When an SI loads a shared stack, memories are filtered by their access grants:
# Loading shared stack with privacy filtering
shared_memories = load_stack("student_123", requesting_si="si:tutor_b")

# Only sees memories where:
# - "si:tutor_b" IN access_grants, OR
# - "*" IN access_grants, OR
# - matching context/group grants
Private memories exist in the stack but are logically invisible to unauthorized entities.

MCP Tools

Privacy is integrated throughout the MCP interface:
ToolPurposePrivacy Integration
memory_*Create memoriessource, subject_ids, access_grants params
context_enterDeclare contextSets default access grants for new memories
privacy_auditCheck accessShows who can see a memory/subject
consent_grantRecord consentAuthorizes sharing with specific entities
memory_generalizeSafe abstractionCreates public insights from private sources

Schema Design

Privacy fields are added to all memory tables:
-- Add to episodes, beliefs, notes, raw_entries, etc.
ALTER TABLE episodes ADD COLUMN subject_ids TEXT DEFAULT '[]';      -- JSON array
ALTER TABLE episodes ADD COLUMN access_grants TEXT DEFAULT '[]';    -- JSON array
ALTER TABLE episodes ADD COLUMN consent_grants TEXT DEFAULT '[]';   -- JSON array

-- Context tracking
CREATE TABLE privacy_contexts (
    id TEXT PRIMARY KEY,
    stack_id TEXT NOT NULL,
    context_id TEXT NOT NULL,
    participants TEXT DEFAULT '[]',
    default_access_grants TEXT DEFAULT '[]',
    created_at TIMESTAMP DEFAULT CURRENT_TIMESTAMP
);

-- Consent audit trail
CREATE TABLE consent_records (
    id TEXT PRIMARY KEY,
    stack_id TEXT NOT NULL,
    grantor TEXT NOT NULL,              -- who gave consent
    grantee TEXT NOT NULL,              -- who received consent
    scope TEXT NOT NULL,                -- what was consented
    granted_at TIMESTAMP DEFAULT CURRENT_TIMESTAMP,
    revoked_at TIMESTAMP               -- NULL = still active
);

Security Considerations

Query-Time Filtering

Enforcement is logical (query-time), not cryptographic in Phase 8a.Sufficient for trusted environments.

Audit Trail

Every access grant/revoke is logged with timestamps and reasoning.

No Root Access

Even stack owners can’t see memories they’re not granted access to when acting as a different entity.

Memory Sovereignty

An SI’s own observations remain accessible to them.
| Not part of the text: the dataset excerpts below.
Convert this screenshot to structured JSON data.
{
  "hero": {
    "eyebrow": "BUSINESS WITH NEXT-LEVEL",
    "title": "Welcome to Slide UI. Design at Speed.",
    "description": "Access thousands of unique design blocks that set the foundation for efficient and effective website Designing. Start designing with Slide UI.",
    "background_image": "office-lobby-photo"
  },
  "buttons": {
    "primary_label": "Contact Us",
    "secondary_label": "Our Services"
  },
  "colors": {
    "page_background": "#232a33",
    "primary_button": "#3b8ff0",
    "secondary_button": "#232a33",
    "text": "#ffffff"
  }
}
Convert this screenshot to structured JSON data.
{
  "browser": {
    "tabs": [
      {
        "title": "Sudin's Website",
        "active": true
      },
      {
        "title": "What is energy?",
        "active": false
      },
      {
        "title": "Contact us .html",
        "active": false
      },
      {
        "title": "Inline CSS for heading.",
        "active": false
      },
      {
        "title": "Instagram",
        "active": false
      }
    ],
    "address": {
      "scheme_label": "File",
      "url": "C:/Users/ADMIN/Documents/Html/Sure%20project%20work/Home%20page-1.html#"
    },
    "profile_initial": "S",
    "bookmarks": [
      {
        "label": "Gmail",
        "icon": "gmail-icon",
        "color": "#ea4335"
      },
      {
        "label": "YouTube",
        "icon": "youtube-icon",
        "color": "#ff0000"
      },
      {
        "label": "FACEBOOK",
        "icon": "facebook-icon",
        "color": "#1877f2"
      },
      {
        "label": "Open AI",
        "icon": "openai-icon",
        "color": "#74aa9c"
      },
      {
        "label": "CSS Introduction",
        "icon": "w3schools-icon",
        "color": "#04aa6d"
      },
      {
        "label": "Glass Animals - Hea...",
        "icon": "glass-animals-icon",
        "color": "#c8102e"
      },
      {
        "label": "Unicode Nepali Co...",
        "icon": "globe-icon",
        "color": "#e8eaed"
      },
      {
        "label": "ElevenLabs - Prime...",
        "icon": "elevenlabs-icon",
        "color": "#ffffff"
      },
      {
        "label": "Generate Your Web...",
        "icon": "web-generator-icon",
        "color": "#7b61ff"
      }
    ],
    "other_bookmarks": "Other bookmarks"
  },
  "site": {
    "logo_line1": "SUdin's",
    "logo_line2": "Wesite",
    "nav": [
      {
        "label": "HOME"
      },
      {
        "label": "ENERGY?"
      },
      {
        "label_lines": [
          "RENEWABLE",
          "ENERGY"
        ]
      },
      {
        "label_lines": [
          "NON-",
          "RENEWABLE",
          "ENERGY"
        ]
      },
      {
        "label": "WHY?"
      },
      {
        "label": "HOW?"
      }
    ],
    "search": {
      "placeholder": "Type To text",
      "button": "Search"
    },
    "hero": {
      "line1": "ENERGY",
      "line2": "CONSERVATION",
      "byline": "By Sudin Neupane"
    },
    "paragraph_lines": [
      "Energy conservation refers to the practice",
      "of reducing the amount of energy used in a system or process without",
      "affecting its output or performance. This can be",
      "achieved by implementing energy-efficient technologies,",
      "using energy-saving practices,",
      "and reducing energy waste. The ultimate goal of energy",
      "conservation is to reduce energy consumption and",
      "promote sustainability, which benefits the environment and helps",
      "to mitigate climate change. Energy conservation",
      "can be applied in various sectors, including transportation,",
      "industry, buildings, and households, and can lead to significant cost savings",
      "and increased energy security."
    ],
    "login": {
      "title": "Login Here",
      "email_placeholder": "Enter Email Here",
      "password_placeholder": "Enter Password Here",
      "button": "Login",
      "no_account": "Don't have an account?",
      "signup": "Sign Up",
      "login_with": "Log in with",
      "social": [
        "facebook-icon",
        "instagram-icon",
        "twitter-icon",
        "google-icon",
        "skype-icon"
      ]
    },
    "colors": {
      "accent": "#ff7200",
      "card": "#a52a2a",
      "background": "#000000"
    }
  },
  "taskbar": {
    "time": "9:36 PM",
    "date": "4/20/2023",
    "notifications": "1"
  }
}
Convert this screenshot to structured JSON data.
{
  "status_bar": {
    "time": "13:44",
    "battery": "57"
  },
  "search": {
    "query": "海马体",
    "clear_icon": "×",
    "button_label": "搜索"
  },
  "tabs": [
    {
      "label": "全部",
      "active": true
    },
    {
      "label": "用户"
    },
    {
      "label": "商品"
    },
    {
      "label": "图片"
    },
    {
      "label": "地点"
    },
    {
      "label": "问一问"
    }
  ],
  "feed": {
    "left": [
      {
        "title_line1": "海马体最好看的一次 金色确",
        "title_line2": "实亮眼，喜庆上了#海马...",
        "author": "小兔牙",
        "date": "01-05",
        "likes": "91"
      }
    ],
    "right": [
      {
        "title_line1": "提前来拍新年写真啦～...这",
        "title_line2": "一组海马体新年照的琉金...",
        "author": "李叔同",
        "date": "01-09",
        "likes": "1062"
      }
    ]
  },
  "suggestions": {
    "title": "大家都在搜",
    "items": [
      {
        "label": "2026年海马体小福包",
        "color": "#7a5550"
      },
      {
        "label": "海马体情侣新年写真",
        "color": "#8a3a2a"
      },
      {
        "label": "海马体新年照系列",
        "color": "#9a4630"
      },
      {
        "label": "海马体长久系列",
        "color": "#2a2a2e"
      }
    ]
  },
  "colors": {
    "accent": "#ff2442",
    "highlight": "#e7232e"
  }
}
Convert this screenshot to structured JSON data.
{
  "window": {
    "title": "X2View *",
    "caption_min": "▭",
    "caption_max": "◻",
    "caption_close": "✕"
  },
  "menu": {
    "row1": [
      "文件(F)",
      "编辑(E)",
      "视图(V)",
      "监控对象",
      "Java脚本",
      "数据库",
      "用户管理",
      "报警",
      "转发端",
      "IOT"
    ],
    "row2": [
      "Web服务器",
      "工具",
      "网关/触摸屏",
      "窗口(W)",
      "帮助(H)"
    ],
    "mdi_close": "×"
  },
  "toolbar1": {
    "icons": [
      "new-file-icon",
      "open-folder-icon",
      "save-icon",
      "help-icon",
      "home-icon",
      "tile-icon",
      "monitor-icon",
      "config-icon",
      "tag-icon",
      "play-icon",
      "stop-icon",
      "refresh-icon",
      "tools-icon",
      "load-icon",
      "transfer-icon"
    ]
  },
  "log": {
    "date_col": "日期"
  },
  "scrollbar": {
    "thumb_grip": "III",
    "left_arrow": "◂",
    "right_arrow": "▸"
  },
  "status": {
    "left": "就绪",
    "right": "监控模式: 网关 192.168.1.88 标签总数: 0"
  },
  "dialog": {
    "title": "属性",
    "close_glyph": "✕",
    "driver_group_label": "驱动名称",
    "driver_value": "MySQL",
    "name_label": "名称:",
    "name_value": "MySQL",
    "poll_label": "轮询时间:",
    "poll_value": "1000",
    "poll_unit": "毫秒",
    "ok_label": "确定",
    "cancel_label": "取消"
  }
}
Privacy controls visibility to others.

Application Examples

# Enter academic context
kernle.context_enter("ctx:student_123_academic",
    participants=["human:parent_456", "si:school_agent"],
    role="role:tutor")

# Observe struggle (auto-private to context)
kernle.raw("Student struggling with algebra concepts",
    subject_ids=["human:student_123"],
    access_grants=["ctx:student_123_academic"])  # inherited

# Parent authorizes sharing with specialist
kernle.consent_grant(
    grantor="human:parent_456",
    grantee="si:reading_specialist",
    scope="ctx:student_123_academic")
Privacy preserving memory enables SIs to be both trusted caregivers and social beings — maintaining boundaries while growing through diverse experiences.